Ondanks een lange wachtlijst kwam ik toch terecht op een afdeling van het UZ (het revalidatiecentrum,) de K7. Dat was op zich al een wonder waar mijn ouders ook voor gebeden hadden. Dat was niet ver weg. Hier begon men aan een lang revalidatieproces. Alles moest ik opnieuw leren. Op een dag zag ik een bekend gezicht op mijn afdeling: het was Désiré Naesens, journalist van de VRT. Hij wilde een reportage maken voor Koppen over verkeersslachtoffers. Ze vonden mij een prima voorbeeld om te dienen als waarschuwing voor jonge mensen. Zo van: zo kan het met je aflopen als je je roekeloos gedraagt in het verkeer. Maar dankzij een wonder van God is het niet zo met mij afgelopen. Het is een heel proces geweest, maar ik leef nog en meer ik ben weer helemaal gezond! De spil zit nog altijd in mijn been, maar op 5 Oktober 2009 heb ik de halve marathon van Brussel meegelopen. En ook geestelijk gaat het goed. Door de kneuzing van de hersenstam had mijn leven er totaal anders uit kunnen zien. God heeft gebeden verhoord en ik ben springlevend en supergezond! Ik heb ondertussen ook mijn studie in de godsdienstwetenschappen aan de universiteit te Leuven afgerond en geef nu reeds twee jaar les in Aalst als leerkracht Protestants-Evangelisch Godsdienstonderwijs. Dit op twee middelbare en één lagere school.
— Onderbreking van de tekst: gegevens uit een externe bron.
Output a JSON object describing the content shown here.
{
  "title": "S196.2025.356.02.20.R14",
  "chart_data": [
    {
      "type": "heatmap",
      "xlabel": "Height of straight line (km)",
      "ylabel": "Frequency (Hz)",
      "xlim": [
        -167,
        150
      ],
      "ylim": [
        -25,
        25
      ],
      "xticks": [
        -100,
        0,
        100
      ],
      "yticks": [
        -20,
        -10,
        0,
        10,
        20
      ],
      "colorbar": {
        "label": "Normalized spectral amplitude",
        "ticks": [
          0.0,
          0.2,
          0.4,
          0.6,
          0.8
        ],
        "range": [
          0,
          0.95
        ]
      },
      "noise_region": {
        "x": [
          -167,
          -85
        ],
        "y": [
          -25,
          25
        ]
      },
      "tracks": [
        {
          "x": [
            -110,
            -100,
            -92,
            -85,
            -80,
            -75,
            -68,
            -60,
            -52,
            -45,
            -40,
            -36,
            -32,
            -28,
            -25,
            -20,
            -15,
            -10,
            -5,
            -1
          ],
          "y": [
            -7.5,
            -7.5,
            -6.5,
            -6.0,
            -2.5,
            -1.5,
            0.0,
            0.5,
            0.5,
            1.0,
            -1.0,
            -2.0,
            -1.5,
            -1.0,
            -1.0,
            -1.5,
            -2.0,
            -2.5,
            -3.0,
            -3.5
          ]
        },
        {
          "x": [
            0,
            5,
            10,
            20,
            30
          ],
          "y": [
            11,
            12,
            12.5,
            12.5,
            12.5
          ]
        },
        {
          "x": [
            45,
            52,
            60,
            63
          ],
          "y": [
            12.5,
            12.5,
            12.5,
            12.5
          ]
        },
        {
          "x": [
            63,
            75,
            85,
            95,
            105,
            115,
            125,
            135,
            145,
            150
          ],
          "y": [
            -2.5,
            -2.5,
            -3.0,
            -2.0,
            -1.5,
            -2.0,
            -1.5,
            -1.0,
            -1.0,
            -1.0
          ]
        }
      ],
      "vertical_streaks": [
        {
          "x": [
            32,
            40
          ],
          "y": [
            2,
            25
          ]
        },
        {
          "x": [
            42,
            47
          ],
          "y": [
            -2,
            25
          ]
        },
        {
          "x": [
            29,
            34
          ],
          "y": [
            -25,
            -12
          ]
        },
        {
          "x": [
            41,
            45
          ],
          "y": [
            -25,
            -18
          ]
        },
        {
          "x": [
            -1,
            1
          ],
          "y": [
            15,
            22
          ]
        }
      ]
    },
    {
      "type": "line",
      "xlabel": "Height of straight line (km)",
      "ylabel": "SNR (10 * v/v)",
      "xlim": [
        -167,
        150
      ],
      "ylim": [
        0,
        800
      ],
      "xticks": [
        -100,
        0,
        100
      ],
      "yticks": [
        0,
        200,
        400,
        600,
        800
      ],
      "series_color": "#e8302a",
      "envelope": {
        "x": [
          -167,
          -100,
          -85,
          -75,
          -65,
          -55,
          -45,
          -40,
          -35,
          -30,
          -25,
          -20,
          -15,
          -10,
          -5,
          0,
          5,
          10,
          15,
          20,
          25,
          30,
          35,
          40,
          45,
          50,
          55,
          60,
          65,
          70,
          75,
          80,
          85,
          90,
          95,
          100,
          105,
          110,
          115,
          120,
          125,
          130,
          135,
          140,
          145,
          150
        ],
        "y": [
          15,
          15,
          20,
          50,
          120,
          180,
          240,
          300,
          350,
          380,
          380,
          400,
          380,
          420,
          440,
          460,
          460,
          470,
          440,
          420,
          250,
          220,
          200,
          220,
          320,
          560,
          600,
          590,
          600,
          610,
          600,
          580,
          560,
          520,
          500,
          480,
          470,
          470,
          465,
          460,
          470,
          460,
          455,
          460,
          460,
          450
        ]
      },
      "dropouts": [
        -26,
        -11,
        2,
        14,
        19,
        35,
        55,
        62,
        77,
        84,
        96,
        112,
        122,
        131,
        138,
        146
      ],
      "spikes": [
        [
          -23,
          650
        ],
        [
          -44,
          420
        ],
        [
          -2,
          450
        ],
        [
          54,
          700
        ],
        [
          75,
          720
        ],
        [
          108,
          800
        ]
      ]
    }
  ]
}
Al tijdens mijn revalidatie proces besefte ik: God heeft mij een tweede kans gegeven. Ik sprak erover met mijn vader en heb mij in mei 2001 laten dopen. Daarom wilde ik graag mijn getuigenis opschrijven: opdat iedereen zou weten dat God een God van wonderen is. Hij heeft mij genezen en Hij wil ook jou helpen. Misschien leid je, net als ik vroeger, een dubbel leven. Ik heb gemerkt dat je daardoor in de problemen komt. Geef je helemaal over aan God. Je zult er nooit spijt van krijgen!!!